Principled Query Processing

Year of Publication2005
AuthorsKarlgren, J, Sahlgren, M, Cöster, R

This year, the SICS team decided to concentrate on query processing and on the internal topical structure of the query: we have identified this as one of the major bottlenecks for cross-lingual access systems. Previous years, the SICS team has investigated, among other issues, how to translate compounds. Compound translation is non-trivial due to dependencies between compound elements and has been treated in various ways in the treatment of compounding languages such as Swedish. We decided this year to investigate the topical dependencies between query terms, under the hypothesis that the complexity of translating compounds is a special case of the more general case of understanding the respective topicality of query terms.
The question under investigation is how much each query term contributes in terms of topicality in the documents of the collection under consideration. If a query term happens to be non-topical or noise, it should be discarded or given a low weight when ranking retrieved documents; if a query term shows high topicality its weight should be boosted. Our base system is used with two different enhancements to test the hypothesis that boosting topically active terms is beneficial for retreival results.
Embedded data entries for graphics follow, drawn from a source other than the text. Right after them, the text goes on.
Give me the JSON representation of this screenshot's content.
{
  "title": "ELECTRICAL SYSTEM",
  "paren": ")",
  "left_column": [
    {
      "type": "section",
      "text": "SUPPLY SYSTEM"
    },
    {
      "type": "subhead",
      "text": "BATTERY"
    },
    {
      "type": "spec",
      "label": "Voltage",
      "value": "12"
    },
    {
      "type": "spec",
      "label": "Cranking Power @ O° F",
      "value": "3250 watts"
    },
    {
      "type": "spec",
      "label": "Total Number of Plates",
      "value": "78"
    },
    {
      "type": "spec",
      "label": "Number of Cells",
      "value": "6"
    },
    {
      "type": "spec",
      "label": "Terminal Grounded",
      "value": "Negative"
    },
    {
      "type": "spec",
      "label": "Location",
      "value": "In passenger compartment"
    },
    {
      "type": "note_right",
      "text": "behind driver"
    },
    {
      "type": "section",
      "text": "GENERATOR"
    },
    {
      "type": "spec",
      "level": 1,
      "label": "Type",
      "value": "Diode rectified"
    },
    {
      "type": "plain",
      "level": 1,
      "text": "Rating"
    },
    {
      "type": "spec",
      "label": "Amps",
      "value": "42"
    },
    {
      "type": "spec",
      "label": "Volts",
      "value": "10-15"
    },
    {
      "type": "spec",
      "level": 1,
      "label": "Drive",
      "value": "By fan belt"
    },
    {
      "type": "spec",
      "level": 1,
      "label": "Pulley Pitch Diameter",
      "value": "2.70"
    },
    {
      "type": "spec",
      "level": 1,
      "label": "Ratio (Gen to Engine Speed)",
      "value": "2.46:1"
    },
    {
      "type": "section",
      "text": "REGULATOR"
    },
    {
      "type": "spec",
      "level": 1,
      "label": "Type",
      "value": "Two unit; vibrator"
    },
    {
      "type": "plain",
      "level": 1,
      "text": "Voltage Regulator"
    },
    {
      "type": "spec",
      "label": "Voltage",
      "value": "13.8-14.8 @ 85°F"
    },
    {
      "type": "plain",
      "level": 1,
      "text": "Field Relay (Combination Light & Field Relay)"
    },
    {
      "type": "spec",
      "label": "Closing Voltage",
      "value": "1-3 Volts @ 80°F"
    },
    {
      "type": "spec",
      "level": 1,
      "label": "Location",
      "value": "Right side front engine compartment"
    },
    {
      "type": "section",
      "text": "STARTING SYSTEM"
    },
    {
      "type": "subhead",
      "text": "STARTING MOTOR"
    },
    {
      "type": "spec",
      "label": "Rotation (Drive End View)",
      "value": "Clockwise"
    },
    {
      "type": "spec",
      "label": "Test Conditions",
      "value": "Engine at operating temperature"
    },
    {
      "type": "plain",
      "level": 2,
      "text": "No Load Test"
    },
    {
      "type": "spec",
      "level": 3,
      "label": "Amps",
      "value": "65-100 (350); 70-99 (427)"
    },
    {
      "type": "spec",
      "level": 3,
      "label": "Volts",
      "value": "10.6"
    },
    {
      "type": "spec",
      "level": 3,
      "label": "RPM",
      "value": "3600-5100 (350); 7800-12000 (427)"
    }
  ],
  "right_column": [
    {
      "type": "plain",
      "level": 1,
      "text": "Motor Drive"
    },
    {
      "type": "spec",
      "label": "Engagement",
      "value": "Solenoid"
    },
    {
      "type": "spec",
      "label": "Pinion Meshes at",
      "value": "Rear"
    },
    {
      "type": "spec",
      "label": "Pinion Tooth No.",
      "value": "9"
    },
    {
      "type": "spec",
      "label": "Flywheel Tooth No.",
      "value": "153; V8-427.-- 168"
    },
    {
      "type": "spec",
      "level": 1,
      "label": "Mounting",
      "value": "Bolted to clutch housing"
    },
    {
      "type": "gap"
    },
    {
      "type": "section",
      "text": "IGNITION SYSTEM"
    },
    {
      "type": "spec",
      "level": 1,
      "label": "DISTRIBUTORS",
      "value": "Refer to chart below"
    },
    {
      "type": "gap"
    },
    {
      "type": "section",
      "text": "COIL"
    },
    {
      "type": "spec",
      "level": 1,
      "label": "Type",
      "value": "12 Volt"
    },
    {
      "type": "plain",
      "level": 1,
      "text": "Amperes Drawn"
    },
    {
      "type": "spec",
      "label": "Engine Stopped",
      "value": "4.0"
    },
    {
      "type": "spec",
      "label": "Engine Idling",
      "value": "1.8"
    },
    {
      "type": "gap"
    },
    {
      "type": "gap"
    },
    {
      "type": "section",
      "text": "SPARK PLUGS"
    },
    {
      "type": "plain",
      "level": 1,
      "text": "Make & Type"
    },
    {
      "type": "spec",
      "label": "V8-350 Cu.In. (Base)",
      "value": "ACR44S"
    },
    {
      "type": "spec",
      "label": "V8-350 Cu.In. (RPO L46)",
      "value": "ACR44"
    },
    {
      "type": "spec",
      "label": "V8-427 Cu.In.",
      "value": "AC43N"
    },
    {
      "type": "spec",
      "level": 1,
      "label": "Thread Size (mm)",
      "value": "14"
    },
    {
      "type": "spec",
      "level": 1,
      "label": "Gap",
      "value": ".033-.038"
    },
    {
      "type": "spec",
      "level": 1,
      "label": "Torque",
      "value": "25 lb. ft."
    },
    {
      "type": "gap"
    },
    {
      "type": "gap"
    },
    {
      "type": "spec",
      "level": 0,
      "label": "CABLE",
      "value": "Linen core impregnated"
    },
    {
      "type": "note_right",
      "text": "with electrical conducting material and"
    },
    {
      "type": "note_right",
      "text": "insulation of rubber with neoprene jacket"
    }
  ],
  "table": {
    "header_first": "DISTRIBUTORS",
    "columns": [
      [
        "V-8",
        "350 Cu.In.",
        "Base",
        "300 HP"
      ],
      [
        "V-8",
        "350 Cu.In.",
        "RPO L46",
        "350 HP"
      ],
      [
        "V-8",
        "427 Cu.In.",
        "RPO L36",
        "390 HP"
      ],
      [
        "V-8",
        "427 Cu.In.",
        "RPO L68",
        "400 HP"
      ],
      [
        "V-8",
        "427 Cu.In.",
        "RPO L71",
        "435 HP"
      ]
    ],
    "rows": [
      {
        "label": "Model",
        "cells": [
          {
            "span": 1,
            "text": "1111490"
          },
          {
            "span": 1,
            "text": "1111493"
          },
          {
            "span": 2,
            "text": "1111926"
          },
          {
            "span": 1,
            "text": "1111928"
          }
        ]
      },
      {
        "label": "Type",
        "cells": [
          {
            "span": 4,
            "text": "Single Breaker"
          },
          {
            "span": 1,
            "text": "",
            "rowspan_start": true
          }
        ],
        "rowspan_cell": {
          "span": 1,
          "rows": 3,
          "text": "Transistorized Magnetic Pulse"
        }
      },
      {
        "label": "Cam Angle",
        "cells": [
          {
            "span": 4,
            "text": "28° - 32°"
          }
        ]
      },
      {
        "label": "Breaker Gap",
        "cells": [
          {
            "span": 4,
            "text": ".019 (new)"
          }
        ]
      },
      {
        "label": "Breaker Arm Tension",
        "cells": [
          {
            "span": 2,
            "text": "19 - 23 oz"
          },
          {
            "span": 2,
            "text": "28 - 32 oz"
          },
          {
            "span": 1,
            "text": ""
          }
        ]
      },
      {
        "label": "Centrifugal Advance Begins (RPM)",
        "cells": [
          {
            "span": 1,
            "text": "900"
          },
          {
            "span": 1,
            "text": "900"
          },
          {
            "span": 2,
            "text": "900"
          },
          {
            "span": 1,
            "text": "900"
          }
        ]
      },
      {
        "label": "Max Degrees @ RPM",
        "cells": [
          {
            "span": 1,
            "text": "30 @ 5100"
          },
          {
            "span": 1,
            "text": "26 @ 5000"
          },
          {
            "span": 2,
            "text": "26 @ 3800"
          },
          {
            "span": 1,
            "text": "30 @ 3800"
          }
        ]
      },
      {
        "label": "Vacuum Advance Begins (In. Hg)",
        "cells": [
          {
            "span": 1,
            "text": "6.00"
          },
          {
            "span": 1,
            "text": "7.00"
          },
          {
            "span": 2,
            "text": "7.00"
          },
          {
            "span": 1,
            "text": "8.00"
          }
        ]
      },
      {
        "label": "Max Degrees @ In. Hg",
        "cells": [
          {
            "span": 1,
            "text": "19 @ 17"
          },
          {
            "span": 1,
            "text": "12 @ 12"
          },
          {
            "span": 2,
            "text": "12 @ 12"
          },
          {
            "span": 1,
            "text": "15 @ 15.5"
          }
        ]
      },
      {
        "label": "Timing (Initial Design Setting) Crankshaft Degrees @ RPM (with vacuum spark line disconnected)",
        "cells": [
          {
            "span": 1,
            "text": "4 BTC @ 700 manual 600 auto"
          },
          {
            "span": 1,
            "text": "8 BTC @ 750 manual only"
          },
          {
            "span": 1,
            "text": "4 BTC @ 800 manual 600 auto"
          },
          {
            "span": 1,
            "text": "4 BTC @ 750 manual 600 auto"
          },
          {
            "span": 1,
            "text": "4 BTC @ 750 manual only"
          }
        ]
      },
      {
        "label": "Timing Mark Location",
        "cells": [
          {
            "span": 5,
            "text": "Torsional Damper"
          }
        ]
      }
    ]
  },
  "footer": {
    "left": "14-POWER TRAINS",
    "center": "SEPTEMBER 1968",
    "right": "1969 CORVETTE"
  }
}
Both schemes are based on the analysis of the distributional character of query terms: one using similarity of occurrence context between query terms; the other using the likelihood of individual terms to appear topically in text. These are two different avenues of analysis and will most likely provide different results if pursued further than
these initial experiments.
The results of the boosting schemes delivered uncontroversially improved results. These results will provide impetus for the further study of translation of complex terms — the question which first prompted this set of experiments in the first place.